OMS lamenta mortes de profissionais de saúde em ataques no Líbano e critica escalada da crise no Oriente Médio
O diretor-geral da Organização Mundial da Saúde (OMS), Tedros Adhanom Ghebreyesus, confirmou neste sábado (14) a morte de **12 profissionais de saúde** em um ataque a uma unidade de saúde primária em Bourj Qalaouiyeh, no Líbano, ocorrido na noite de sexta-feira. A OMS também relatou a morte de outros dois paramédicos em um ataque anterior a uma unidade em Al Sowana, no sul do país.
Esses incidentes, segundo Ghebreyesus, marcam um **desenvolvimento trágico na escalada da crise no Oriente Médio**, destacando a vulnerabilidade dos serviços de saúde em zonas de conflito. A situação no Líbano tem se agravado significativamente com os contínuos confrontos.
As declarações do chefe da OMS ressaltam a gravidade da situação humanitária e a necessidade urgente de proteção para trabalhadores da saúde e instalações médicas. As informações foram divulgadas conforme o relato do próprio diretor-geral da OMS.
Conflito Israel-Hezbollah deixa centenas de mortos e milhares de deslocados
O Líbano anunciou na sexta-feira (13) que o número de mortos em decorrência dos ataques de Israel contra o Hezbollah, no contexto da guerra no Oriente Médio, atingiu **773 pessoas**, sendo mais de 100 crianças. O governo libanês também informou que **800 mil pessoas foram registradas como deslocadas** em decorrência dos conflitos.
A ministra dos Assuntos Sociais, Haneen Sayed, detalhou na quarta-feira (11) que o número de deslocados cadastrados em um site do ministério chegou a aproximadamente 816 mil. Desses, cerca de 126 mil estão abrigados em instalações coletivas, demonstrando a magnitude da crise humanitária no país.
Troca intensa de ataques entre Israel e Hezbollah
Israel e o Hezbollah têm trocado ataques intensos desde os primeiros dias da guerra que envolve os EUA, Israel e o Irã. O grupo libanês é um aliado próximo do regime iraniano, e a escalada de violência tem sido constante. Israel tem realizado bombardeios diários contra o Líbano, incluindo a capital Beirute.

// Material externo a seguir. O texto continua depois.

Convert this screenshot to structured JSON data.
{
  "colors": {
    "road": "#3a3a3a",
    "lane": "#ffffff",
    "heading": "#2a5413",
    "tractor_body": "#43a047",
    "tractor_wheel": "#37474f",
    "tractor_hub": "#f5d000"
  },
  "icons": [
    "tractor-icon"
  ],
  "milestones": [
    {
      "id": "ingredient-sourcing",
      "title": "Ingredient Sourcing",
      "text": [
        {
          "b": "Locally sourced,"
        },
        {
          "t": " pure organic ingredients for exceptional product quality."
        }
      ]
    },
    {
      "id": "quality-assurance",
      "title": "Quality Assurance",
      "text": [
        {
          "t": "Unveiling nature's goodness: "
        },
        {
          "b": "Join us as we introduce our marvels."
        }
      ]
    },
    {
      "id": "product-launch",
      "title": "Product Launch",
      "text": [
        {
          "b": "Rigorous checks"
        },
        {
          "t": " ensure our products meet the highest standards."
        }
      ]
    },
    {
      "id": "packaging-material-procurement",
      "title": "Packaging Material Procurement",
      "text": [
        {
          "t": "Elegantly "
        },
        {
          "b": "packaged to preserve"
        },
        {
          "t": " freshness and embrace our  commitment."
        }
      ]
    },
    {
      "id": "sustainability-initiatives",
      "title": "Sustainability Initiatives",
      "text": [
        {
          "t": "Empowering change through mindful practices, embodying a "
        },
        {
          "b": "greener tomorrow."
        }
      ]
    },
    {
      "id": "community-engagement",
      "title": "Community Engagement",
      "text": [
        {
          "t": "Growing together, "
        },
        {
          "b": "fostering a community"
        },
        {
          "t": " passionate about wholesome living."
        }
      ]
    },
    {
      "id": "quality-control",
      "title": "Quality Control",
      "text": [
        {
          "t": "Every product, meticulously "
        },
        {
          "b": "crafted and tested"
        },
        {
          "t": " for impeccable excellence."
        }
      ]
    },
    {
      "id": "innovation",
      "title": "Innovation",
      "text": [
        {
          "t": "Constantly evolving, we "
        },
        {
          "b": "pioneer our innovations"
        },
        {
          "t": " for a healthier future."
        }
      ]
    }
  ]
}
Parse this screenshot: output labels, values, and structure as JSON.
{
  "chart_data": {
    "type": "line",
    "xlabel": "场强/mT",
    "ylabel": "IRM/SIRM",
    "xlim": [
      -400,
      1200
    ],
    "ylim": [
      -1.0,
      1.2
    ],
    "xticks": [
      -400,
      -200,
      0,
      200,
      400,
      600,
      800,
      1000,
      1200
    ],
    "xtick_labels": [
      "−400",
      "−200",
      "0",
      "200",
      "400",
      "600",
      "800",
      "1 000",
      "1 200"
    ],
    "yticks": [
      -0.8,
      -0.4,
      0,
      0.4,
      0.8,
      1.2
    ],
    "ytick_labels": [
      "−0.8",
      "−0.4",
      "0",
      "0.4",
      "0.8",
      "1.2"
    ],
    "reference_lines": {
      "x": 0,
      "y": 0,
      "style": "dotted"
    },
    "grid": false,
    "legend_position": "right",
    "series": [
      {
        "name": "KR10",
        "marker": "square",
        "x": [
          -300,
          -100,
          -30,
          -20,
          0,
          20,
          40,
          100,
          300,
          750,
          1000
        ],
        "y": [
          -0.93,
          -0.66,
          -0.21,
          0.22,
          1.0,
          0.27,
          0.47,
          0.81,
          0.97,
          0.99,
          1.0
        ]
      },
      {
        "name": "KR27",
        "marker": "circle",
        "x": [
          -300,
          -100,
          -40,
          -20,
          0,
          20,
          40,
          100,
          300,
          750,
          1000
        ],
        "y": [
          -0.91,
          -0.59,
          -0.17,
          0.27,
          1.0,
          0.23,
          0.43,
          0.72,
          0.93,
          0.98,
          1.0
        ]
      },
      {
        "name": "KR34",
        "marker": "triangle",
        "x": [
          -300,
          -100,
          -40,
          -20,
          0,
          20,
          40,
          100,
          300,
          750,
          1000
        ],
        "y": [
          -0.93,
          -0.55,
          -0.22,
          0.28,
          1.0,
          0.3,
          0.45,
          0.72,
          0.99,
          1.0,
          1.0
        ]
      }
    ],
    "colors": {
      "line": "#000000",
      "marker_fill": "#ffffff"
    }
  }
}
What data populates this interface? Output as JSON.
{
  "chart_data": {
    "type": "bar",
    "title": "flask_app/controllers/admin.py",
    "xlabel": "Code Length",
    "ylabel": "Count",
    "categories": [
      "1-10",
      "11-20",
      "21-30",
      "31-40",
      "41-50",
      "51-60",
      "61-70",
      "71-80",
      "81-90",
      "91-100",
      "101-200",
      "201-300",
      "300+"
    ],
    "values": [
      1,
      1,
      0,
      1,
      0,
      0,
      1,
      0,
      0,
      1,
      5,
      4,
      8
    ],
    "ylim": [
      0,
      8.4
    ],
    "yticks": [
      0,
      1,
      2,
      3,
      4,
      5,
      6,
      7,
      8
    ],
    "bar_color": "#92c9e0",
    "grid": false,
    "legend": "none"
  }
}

O Exército israelense afirma ter realizado **mais de 500 ataques aéreos** contra alvos do Hezbollah em território libanês. Essa intensificação das ameaças ocorre em meio a um aumento geral dos bombardeios de ambos os lados, elevando a preocupação internacional com a estabilidade regional.
Ataques a centros de saúde: uma violação do direito internacional
A Organização Mundial da Saúde tem reiteradamente condenado ataques a instalações de saúde, considerando-os uma grave violação do direito internacional humanitário. A morte de profissionais de saúde representa não apenas uma perda humana irreparável, mas também um **impacto devastador na capacidade de atendimento** às populações afetadas pelo conflito.
A comunidade internacional acompanha com apreensão a evolução da crise no Oriente Médio e os seus efeitos sobre a população civil e os serviços essenciais, como a saúde. A OMS pede o respeito às convenções que protegem hospitais, clínicas e seus trabalhadores em zonas de guerra.